I'm 100 pages into The Ceremonies; it's remarkable how fast-paced it is, so much has been covered already in terms of backstory, setting and characters. An impressive move, narrative-wise, is that Klein doesn't bother to keep up a mystery. We know immediately who the Old One is, more or less what he wants, and we get to see him manipulate Carol and Jeremy in his masterplan. I'm a big fan of the reader knowing more than the characters, it's more suspenseful if you helplessly watch the innocent moving into danger unawares, especially if the author gives you reasons to be invested in their well-being. Thankfully Klein is good at characterization too.
 
I'm 350 pages into The Ceremonies, the breeziest, briskiest 600-page novel I've read in a long time. Despite Klein's refusal to keep up a mystery, it's so propulsive! The slow unfolding of the Old One's plans, so transparently narrated, takes none of the suspense away from it. It's also refreshing to see the villain's plan not always going according to plan and him having to act on his feet, which modern entertainment has by and large forgotten.
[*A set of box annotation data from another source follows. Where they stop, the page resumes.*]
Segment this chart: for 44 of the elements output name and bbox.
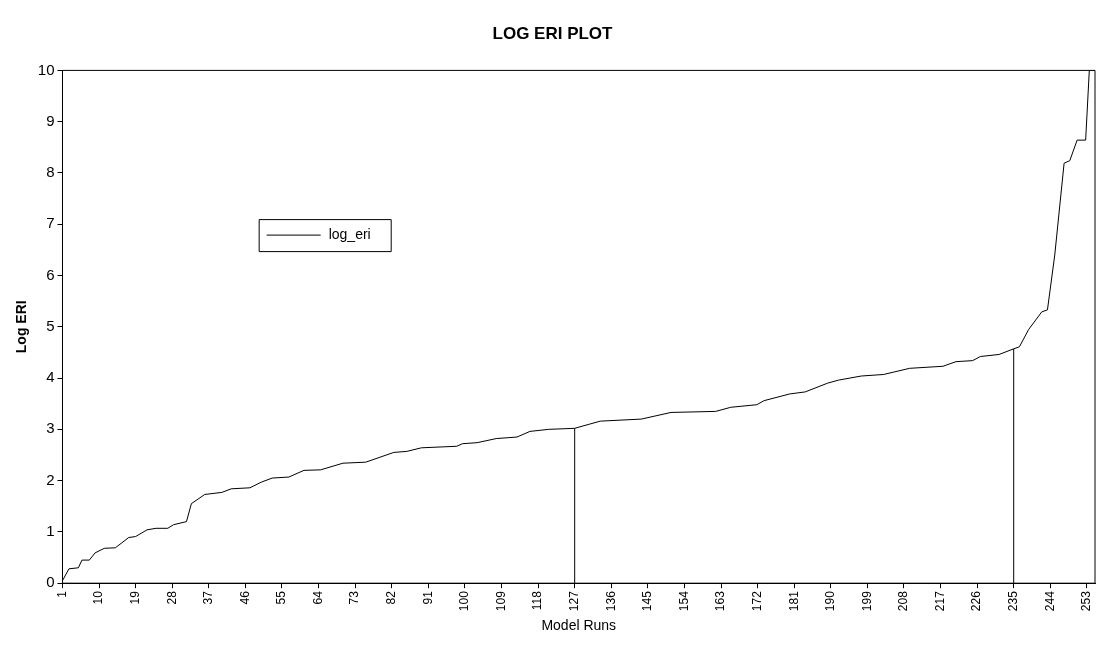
x-tick-label: 208: [896, 590, 911, 612]
x-tick-label: 226: [969, 590, 984, 612]
y-tick-label: 2: [46, 470, 55, 488]
y-tick-label: 8: [46, 163, 55, 181]
x-tick-label: 154: [676, 590, 691, 612]
x-tick-label: 253: [1079, 590, 1094, 612]
x-tick-label: 118: [530, 590, 545, 611]
x-tick-label: 127: [566, 590, 581, 612]
x-tick-label: 46: [237, 590, 252, 605]
x-tick-label: 163: [713, 590, 728, 612]
x-tick-label: 64: [310, 590, 325, 605]
x-tick-label: 145: [640, 590, 655, 612]
x-tick-label: 1: [54, 590, 69, 598]
x-tick-label: 91: [420, 590, 435, 605]
x-axis-title: Model Runs: [541, 617, 617, 634]
x-tick-label: 28: [164, 590, 179, 605]
x-tick-label: 235: [1006, 590, 1021, 612]
y-tick-label: 4: [46, 368, 55, 386]
x-tick-label: 109: [493, 590, 508, 612]
x-tick-label: 136: [603, 590, 618, 612]
x-tick-label: 244: [1042, 590, 1057, 612]
x-tick-label: 199: [859, 590, 874, 612]
x-tick-label: 190: [823, 590, 838, 612]
x-tick-label: 181: [786, 590, 801, 612]
legend-label: log_eri: [328, 225, 371, 242]
x-tick-label: 82: [384, 590, 399, 605]
y-tick-label: 10: [37, 60, 55, 78]
x-tick-label: 37: [201, 590, 216, 605]
x-tick-label: 172: [749, 590, 764, 612]
y-tick-label: 3: [46, 419, 55, 437]
y-tick-label: 5: [46, 316, 55, 334]
x-tick-label: 19: [127, 590, 142, 605]
y-tick-label: 1: [46, 522, 55, 540]
chart-title: LOG ERI PLOT: [492, 23, 614, 43]
x-tick-label: 217: [932, 590, 947, 612]
x-tick-label: 10: [91, 590, 106, 605]
y-axis-title: Log ERI: [13, 300, 30, 354]
y-tick-label: 6: [46, 265, 55, 283]
x-tick-label: 55: [274, 590, 289, 605]
x-tick-label: 100: [457, 590, 472, 612]
y-tick-label: 9: [46, 111, 55, 129]
x-tick-label: 73: [347, 590, 362, 605]
y-tick-label: 0: [46, 573, 55, 591]
y-tick-label: 7: [46, 214, 55, 232]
It's also remarkable how the plot adheres so closely to the 40-page novella without anything feeling padding out or incongruous. The major enigma so far is how Sarr's mother, with her visions, is going to fit into it.
 
And today I finished The Ceremonies. I was loving it so much I atypically used the morning to finish the last 50 pages.

The ending in my view is weak, but after such a good build-up and a sustained sense of dread, it'd be difficulty to meet expectations. I think Sarr's mother was underused, if not misused; her vision powers were strong when necessary, but useless when the plot requires it.
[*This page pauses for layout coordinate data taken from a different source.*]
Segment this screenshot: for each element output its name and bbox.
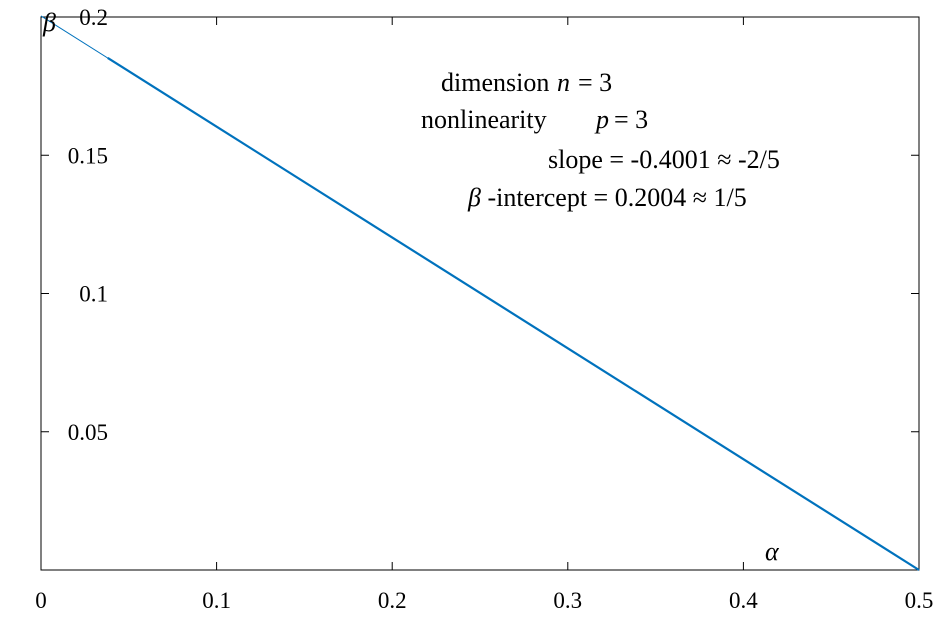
x-tick-label: 0.1 [202,588,231,613]
x-tick-labels: 0 0.1 0.2 0.3 0.4 0.5 [35,588,933,613]
annotation-intercept-text: -intercept = 0.2004 ≈ 1/5 [487,183,746,212]
series-lines [40,15,920,571]
y-tick-labels: 0.05 0.1 0.15 0.2 [68,5,108,445]
series-line [107,56,920,571]
annotation-intercept-var: β [467,183,481,212]
annotation-nonlinearity: nonlinearity p = 3 [421,105,648,134]
annotation-block: dimension n = 3 nonlinearity p = 3 slope… [421,68,780,212]
y-axis-label: β [42,8,56,37]
y-tick-label: 0.1 [79,282,108,307]
y-tick-label: 0.15 [68,143,108,168]
x-tick-label: 0.2 [378,588,407,613]
annotation-dimension: dimension n = 3 [441,68,612,97]
x-tick-label: 0.5 [905,588,934,613]
annotation-nonlinearity-label: nonlinearity [421,105,547,134]
annotation-intercept: β -intercept = 0.2004 ≈ 1/5 [467,183,747,212]
annotation-dimension-var: n [557,68,570,97]
annotation-nonlinearity-value: = 3 [614,105,648,134]
axis-ticks [40,16,920,570]
y-tick-label: 0.2 [79,5,108,30]
annotation-dimension-label: dimension [441,68,549,97]
annotation-dimension-value: = 3 [578,68,612,97]
x-tick-label: 0.4 [729,588,758,613]
x-axis-label: α [765,537,780,566]
annotation-slope: slope = -0.4001 ≈ -2/5 [548,145,780,174]
x-tick-label: 0 [35,588,47,613]
x-tick-label: 0.3 [553,588,582,613]
y-tick-label: 0.05 [68,420,108,445]
annotation-nonlinearity-var: p [594,105,609,134]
These quibbles aside, this experience went better than I expected. I'm not used to reading horror novels, so I was on the fence about a 600-page horror novel, but the overall pacing, suspense, characterization, description held my attention without I once wavering.

As an Arthur Machen, I was also pleased that he could inspire such a good novel; it can't always be Howie and his padded Mythos. Klein masterfully incorporates "The White People" into the novel while weaving his own snake mythology.

All in all, I'm very glad I spent the last 3 months slowly reading T. E. D. Klein. Pity it's the end of the journey.
 
So: neopagan (but ancient) shenanigans evoke a primordial monster -- that kind of thing?
 
In the novel, an ancient god has lived on Earth for millennia. In the 19c, before dying in its current form it finds a minion who spend the next 100 years carrying out preparations. These are the "ceremonies" that will help the god be reborn from the depths of the Earth, the planet being a sort of egg of it.